Faroe exchanged longer timeline field developments in exchange for already producing assets.
The deal, announced on Wednesday, is expected to deliver between 7,000 and 8,000 barrels of oil equivalent production per day for 2019, and, as such, sets Faroe up to achieve its medium-term targets.
It comes as major shareholder and potential acquirer DNO, which last month offered to buy the 72% of the company that it doesn’t already own, for £608mln or 152p per share.
Today, in a note, Barclays moved the stock to ‘equal weight’ from ‘underweight’ and lifted its price target price to 185p, up from 160p.
“Although Faroe Petroleum's asset swap with Equinor is not a direct response to DNO's 152p per share cash offer, we believe it demonstrated management's ability to deliver accretive transactions that accelerate the strategy of self-funded production growth and continued impactful exploration,” Barclays' analysts said in a note.
“The transaction itself is accretive to our core and tangible NAVs, which rise by 23% and 16%, respectively, and also raises the question of whether DNO can be convinced to offer a bit more to acquire the business that it has been pursuing for the last six months.”

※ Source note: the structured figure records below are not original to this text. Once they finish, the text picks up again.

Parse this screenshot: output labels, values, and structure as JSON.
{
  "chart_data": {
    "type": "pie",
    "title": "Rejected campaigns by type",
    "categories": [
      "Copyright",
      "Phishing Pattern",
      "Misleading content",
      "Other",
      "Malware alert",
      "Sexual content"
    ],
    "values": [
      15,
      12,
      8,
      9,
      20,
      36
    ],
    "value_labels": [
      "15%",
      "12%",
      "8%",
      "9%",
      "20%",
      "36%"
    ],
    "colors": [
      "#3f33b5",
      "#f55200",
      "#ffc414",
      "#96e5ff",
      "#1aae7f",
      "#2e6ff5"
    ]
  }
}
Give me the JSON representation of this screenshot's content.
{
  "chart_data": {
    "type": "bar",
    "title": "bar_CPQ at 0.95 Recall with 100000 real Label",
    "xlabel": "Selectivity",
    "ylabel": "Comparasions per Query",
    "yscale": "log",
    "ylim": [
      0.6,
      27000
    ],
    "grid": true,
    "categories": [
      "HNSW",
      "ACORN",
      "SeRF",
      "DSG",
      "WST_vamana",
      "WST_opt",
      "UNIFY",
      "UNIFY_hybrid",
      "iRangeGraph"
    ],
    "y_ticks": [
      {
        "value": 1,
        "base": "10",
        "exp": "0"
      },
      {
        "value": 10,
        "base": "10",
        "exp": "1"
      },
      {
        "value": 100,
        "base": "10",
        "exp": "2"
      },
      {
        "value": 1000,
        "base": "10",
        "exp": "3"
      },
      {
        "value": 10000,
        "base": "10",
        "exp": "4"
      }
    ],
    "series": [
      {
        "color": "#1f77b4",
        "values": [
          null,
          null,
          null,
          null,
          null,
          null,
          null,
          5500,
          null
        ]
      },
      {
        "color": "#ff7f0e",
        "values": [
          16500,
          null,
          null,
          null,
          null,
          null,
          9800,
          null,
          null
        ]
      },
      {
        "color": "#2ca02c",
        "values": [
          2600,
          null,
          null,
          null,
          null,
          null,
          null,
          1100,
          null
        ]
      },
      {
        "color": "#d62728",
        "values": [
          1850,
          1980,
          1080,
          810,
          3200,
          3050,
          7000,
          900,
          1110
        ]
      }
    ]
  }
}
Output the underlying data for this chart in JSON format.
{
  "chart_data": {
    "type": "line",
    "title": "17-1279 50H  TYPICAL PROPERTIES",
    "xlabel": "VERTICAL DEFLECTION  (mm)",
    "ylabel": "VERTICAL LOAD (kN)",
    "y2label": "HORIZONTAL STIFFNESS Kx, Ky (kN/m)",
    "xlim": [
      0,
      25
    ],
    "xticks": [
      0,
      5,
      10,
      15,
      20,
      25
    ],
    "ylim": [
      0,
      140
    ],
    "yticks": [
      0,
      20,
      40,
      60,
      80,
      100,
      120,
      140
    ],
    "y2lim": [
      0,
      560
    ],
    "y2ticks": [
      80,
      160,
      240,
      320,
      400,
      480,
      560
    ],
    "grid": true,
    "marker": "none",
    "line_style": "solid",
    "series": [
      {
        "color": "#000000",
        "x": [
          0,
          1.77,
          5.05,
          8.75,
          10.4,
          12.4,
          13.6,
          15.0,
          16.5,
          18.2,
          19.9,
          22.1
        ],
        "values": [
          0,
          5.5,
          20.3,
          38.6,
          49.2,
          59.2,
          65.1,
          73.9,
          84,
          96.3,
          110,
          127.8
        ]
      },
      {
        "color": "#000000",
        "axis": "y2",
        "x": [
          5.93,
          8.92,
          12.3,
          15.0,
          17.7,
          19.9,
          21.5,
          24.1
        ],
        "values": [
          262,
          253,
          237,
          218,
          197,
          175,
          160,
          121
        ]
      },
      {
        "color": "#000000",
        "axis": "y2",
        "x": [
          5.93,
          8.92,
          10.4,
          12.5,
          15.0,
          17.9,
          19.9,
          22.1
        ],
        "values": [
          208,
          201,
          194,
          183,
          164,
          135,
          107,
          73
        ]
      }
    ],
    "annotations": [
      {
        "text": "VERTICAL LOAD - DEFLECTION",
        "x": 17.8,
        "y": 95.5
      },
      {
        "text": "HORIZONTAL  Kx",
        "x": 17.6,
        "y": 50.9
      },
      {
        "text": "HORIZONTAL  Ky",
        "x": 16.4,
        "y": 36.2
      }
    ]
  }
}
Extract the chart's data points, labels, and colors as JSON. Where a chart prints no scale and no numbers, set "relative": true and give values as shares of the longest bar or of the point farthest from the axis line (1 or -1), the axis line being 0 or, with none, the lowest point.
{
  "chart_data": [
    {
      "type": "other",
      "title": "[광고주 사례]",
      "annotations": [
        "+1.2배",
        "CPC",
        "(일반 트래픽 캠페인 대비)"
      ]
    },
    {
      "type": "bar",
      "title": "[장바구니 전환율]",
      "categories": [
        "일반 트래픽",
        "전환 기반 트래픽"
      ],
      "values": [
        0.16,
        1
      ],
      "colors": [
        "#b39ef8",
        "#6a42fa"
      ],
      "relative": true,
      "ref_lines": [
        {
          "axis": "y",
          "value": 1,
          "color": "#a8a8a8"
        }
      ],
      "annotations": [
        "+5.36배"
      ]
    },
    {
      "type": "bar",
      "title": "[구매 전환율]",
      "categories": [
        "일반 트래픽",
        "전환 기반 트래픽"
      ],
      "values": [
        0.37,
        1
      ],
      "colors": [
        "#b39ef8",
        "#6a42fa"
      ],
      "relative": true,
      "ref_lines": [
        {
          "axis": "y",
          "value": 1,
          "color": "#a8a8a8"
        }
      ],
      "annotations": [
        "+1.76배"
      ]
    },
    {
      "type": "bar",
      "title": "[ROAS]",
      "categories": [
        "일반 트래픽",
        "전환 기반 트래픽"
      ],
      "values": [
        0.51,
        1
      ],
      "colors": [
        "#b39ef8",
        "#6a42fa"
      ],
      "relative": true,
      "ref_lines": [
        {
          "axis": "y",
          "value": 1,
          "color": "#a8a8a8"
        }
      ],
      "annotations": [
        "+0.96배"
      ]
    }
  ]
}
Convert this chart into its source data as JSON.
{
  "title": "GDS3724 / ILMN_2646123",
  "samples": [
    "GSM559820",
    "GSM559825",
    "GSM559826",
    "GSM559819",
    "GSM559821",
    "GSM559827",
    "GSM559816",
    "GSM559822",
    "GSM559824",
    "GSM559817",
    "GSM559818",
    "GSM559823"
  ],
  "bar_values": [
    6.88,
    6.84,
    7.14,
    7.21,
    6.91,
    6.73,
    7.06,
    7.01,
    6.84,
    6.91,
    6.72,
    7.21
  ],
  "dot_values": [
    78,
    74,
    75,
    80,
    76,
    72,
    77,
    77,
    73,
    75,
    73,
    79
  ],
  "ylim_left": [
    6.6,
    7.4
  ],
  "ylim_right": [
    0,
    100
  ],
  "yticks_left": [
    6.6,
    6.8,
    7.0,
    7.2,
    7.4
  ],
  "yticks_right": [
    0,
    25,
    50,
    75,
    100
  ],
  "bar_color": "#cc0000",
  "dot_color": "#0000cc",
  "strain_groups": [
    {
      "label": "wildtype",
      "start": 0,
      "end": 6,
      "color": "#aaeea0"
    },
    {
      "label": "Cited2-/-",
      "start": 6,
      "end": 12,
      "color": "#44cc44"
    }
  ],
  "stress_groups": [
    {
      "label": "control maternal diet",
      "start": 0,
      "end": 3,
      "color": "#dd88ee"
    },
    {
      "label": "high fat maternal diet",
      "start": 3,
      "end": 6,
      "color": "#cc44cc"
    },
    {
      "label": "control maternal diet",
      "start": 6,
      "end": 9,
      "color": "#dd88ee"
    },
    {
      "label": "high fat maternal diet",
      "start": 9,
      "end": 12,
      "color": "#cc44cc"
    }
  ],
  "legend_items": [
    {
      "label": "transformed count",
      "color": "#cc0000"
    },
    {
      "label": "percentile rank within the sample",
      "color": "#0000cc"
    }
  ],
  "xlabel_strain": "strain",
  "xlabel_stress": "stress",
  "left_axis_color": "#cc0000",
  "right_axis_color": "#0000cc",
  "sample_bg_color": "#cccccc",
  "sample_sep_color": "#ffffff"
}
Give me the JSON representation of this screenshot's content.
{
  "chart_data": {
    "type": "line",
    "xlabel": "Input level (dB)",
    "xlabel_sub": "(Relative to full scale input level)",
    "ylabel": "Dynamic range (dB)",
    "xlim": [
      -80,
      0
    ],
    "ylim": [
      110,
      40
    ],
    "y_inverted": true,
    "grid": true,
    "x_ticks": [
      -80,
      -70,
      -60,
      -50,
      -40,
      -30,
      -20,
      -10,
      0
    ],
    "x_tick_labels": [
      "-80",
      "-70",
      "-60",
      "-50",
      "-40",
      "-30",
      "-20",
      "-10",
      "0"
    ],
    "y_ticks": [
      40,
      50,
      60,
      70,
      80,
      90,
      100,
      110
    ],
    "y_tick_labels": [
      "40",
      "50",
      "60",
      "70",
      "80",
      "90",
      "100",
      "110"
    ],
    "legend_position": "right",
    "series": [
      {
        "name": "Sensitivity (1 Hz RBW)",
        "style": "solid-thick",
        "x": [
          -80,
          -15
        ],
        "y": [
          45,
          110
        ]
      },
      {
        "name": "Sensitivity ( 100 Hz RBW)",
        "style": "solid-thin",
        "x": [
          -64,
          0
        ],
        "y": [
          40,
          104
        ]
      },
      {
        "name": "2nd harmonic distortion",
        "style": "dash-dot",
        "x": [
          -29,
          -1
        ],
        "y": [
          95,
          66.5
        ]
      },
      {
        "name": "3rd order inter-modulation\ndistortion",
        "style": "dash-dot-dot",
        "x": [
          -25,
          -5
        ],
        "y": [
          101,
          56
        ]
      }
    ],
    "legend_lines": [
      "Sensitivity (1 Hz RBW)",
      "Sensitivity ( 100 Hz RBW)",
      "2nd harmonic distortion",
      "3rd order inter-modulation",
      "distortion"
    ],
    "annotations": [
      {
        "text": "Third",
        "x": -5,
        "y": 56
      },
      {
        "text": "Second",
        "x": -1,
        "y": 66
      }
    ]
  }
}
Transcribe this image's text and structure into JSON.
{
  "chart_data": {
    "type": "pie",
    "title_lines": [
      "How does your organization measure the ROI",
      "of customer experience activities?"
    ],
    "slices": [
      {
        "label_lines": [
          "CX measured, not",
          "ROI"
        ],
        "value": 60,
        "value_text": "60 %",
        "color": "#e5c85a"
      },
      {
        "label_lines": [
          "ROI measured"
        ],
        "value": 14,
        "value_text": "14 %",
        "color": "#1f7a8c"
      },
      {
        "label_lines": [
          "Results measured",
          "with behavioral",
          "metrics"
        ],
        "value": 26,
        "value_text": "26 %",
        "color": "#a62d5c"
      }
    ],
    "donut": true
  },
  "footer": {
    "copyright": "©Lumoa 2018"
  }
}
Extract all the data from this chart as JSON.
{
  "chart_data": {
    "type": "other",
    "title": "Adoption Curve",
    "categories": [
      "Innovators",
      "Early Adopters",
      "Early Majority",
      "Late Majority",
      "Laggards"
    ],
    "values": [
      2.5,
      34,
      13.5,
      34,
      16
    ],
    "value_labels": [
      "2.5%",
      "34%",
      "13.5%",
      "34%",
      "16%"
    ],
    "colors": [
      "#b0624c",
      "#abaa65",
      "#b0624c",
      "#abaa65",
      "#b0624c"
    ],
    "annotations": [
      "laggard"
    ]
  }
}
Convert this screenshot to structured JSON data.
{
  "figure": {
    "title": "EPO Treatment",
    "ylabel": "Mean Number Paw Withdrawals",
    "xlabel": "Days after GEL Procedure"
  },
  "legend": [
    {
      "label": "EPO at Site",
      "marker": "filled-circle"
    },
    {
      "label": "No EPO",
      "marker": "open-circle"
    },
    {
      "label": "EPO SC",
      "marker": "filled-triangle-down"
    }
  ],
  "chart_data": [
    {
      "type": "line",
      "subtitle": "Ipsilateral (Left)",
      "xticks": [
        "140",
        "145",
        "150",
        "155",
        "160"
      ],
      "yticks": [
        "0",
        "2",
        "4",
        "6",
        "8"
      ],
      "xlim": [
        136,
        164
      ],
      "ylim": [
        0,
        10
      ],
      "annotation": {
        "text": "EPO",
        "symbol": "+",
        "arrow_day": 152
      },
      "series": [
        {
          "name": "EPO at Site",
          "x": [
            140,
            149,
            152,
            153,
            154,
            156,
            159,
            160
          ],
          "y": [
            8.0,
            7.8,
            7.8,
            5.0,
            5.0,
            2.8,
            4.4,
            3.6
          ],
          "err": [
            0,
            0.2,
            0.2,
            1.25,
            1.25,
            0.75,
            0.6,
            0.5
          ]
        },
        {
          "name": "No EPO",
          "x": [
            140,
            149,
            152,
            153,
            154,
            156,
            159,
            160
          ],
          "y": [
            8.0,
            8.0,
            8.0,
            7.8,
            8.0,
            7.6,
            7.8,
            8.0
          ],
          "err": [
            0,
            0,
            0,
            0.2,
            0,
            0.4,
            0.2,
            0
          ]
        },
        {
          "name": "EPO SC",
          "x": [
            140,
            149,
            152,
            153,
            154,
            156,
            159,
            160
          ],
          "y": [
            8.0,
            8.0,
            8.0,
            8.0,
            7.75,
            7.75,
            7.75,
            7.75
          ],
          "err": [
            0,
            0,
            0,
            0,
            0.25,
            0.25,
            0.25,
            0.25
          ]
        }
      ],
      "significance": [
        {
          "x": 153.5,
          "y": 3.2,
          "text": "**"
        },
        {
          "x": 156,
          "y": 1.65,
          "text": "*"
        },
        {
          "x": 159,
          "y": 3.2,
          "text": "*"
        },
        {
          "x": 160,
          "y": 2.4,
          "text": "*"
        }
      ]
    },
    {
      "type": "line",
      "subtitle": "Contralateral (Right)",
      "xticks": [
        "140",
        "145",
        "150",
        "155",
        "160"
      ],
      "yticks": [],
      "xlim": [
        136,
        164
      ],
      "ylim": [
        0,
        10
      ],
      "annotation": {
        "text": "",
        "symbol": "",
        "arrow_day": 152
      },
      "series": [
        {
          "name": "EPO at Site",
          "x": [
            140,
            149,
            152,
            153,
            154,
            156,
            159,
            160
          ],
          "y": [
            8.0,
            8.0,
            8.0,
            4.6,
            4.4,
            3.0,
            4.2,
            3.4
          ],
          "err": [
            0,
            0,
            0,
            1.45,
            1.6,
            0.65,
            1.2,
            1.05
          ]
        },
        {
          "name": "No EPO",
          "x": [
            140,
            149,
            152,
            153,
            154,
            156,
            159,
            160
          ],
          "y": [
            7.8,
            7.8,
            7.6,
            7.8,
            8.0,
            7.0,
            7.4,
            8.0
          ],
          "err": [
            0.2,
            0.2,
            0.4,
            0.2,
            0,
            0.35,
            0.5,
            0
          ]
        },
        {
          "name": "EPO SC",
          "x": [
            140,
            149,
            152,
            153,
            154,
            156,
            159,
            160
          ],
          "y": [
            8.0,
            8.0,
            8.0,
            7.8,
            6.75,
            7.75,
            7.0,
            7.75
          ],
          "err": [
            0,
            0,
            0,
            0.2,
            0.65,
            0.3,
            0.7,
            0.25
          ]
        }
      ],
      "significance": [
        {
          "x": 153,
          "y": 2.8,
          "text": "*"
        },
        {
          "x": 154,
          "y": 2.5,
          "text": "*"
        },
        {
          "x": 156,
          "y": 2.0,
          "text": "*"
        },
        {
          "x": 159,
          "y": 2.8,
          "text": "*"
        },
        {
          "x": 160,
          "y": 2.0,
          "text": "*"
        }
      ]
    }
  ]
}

The investment bank added: “The deal sees Faroe trade medium-term production growth within the Njord Future Project for an immediate uplift in production of 7-8kboe/d across four fields in 2019E.
“Although these are declining assets, our initial evaluation of them indicates that Faroe has the better side of the deal, boosted by the quicker utilization of tax losses that higher 2019-20E production enables.”